If you have the August 13, 2024—KB5041580 update. You’re good.
Not the person you were replying too, but I was there when we had modems and raw-dogged the internet.
The average person clicks “Yes” on everything without reading it, has no idea what a firewall is, and they never update anything unless it does it without asking.
Having things accessible from outside your network is great if you’re a network nerd and that’s what you want, but most people are going to be in a world of unprotected shit. Especially in a world of pointlessly online devices. I don’t trust any of those fuckers to have their shit in order.
I would assume/hope the default setting for a consumer router would still be to drop incoming connections. That should suffice for the average person as long as ISPs don’t make it easy to disable that without actually understanding what the consequences are.

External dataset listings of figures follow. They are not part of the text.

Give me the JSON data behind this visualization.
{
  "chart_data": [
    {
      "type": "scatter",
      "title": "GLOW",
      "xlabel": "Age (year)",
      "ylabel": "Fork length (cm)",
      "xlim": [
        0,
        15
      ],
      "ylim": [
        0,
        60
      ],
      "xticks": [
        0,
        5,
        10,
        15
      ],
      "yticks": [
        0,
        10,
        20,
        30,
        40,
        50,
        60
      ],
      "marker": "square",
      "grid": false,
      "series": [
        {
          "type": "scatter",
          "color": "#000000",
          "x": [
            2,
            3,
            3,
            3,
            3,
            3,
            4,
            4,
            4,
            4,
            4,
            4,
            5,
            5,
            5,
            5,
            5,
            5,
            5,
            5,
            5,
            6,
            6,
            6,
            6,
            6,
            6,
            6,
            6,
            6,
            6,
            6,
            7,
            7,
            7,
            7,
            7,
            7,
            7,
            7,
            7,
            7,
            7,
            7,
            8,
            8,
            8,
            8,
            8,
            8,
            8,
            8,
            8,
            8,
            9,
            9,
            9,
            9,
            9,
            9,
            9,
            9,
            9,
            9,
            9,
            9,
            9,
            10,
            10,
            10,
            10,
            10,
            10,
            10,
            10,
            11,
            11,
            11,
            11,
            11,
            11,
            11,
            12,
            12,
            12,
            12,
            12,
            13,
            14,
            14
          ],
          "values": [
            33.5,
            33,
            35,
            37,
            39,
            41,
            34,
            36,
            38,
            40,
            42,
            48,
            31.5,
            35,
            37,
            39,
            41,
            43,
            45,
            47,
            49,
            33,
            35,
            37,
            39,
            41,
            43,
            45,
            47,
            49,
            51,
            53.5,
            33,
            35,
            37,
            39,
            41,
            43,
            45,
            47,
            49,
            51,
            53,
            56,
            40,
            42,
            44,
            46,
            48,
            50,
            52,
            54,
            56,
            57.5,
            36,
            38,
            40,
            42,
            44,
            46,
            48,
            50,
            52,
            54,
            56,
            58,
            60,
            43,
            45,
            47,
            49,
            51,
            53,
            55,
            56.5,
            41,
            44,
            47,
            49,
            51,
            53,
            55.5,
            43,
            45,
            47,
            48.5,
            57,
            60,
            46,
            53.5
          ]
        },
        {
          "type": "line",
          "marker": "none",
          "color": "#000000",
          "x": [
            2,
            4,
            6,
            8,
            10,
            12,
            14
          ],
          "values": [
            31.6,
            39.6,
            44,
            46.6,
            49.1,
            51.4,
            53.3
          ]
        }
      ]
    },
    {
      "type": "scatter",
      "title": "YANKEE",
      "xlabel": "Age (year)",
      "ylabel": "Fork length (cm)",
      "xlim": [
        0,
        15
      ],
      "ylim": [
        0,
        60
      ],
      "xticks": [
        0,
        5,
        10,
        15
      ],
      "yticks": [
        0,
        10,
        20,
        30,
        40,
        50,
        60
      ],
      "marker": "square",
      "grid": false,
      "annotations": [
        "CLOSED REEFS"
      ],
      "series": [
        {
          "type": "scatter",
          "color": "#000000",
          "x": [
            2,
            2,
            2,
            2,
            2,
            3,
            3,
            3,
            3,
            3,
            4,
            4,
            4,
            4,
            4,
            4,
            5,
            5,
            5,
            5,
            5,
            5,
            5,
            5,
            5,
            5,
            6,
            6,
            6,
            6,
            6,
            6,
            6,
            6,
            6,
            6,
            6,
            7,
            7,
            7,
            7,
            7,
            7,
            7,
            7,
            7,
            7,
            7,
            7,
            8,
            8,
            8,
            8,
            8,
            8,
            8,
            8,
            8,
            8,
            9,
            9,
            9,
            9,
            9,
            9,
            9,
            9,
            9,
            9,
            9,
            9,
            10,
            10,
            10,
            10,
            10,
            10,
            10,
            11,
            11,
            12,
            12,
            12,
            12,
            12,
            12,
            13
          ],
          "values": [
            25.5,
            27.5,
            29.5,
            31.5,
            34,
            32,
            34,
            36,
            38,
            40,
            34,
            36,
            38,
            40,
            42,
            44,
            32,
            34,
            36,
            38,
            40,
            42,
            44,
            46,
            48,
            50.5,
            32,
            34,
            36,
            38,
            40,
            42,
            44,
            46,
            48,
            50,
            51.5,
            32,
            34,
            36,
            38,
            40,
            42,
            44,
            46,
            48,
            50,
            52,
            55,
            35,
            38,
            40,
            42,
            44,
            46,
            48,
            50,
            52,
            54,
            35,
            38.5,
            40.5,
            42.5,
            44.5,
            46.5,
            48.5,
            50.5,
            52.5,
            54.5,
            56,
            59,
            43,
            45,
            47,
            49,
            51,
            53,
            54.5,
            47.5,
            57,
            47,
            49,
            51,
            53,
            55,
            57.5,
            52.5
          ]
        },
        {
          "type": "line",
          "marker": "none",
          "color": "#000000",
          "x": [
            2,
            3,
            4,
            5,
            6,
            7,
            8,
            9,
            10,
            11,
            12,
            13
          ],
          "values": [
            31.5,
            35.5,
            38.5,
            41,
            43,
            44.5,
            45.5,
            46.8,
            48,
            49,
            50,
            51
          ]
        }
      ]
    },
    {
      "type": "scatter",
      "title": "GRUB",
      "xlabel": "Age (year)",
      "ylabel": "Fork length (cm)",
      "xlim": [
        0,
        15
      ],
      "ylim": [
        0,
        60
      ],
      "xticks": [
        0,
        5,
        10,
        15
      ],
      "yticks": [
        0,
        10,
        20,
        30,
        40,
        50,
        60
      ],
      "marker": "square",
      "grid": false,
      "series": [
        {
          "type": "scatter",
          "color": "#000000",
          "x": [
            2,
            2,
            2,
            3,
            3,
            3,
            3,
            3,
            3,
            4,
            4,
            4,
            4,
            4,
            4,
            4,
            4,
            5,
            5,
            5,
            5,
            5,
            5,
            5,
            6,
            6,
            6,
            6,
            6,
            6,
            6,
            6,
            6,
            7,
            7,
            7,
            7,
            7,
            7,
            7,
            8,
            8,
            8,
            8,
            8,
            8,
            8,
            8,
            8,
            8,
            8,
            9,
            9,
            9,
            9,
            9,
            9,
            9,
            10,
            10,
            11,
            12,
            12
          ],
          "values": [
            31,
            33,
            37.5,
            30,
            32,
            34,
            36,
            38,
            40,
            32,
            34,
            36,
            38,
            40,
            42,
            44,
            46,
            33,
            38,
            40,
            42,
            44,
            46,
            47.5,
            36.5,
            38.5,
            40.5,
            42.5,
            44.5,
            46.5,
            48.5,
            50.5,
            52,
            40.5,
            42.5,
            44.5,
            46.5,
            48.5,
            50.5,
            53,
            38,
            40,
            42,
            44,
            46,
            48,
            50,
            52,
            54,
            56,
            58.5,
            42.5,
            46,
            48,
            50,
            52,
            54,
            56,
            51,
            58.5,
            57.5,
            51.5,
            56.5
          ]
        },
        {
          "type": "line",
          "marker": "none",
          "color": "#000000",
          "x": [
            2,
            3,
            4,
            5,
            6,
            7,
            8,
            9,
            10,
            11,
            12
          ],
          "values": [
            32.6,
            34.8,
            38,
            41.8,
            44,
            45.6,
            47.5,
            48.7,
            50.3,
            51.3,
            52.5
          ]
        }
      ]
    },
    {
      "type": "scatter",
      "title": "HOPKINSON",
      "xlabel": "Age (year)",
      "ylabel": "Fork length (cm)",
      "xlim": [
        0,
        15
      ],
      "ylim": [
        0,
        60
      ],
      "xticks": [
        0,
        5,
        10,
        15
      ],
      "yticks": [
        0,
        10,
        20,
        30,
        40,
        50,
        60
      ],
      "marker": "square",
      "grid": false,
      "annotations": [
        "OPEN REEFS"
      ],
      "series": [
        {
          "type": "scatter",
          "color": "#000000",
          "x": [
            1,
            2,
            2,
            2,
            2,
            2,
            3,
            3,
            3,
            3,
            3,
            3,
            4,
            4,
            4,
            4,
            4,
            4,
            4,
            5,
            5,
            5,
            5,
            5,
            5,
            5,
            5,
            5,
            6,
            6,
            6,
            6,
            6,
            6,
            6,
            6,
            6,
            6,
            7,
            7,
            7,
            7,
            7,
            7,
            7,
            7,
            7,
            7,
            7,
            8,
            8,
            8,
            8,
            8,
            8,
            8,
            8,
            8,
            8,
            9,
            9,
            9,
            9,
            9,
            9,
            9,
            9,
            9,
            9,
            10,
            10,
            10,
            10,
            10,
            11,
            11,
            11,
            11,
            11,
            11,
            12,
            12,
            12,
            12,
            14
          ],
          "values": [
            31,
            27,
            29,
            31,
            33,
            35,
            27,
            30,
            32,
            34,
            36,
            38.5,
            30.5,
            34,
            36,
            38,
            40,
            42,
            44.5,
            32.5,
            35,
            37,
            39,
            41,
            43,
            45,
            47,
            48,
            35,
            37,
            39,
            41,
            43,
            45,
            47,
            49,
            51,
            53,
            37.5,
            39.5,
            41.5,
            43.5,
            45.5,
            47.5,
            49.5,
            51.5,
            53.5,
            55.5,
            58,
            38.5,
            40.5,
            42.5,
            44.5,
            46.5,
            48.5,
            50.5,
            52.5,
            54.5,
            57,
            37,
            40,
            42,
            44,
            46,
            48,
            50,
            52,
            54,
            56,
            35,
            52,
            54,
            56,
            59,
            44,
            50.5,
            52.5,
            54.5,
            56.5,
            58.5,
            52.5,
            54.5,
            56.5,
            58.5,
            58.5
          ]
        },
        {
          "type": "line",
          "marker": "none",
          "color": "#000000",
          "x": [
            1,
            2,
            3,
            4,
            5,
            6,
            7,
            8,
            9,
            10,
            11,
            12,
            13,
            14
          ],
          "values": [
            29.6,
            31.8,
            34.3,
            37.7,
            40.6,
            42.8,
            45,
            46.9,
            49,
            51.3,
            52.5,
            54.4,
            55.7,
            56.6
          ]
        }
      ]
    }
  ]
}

I would also assume that to be the default, but unfortunately the first Google search for “why doesn’t my smart fridge work from my phone when I leave the house” will be a set of instructions for turning that feature off.
NATs and port forwarding is annoying, but it’s also very manual, and only lets you fuck up one device at a time.
Honestly the more I think about it the more I realize I’m wrong. I was thinking someone could enable a server on their client device without realizing it but the firewall on the router would still need to be modified in that situation, and anything not requiring firewall modifications would be just as much of a security hole on IPv4
Yeah it’s a common trip up. We’re all so used to the way that things are done in IPv4 that our natural response is to try and apply IPv4 logic to IPv6, but you’re absolutely right.
Many people think NAT is a security feature but but that’s only a coincidence and it doesn’t do anything a firewall doesn’t already do. And if we take it one step further we can actually see that a firewall and IPv6 is actually more secure than NAT. The only inherent risk of port warding in NAT is that the IP you’re forwarding to is ultimately arbitrary. Think, have a port open to SMB for a publicly accessible file sharing container, then later ditching it and via DCHP your laptop picks up that old IP and now voila you’ve technically exposed your laptop. It’s not quite that simple but that’s the essence of it.
But with IPv6, IPs are no longer arbitrary. When you allow access in certain ports to a certain machine and that machine goes away, that rule will always only allow access to nowhere.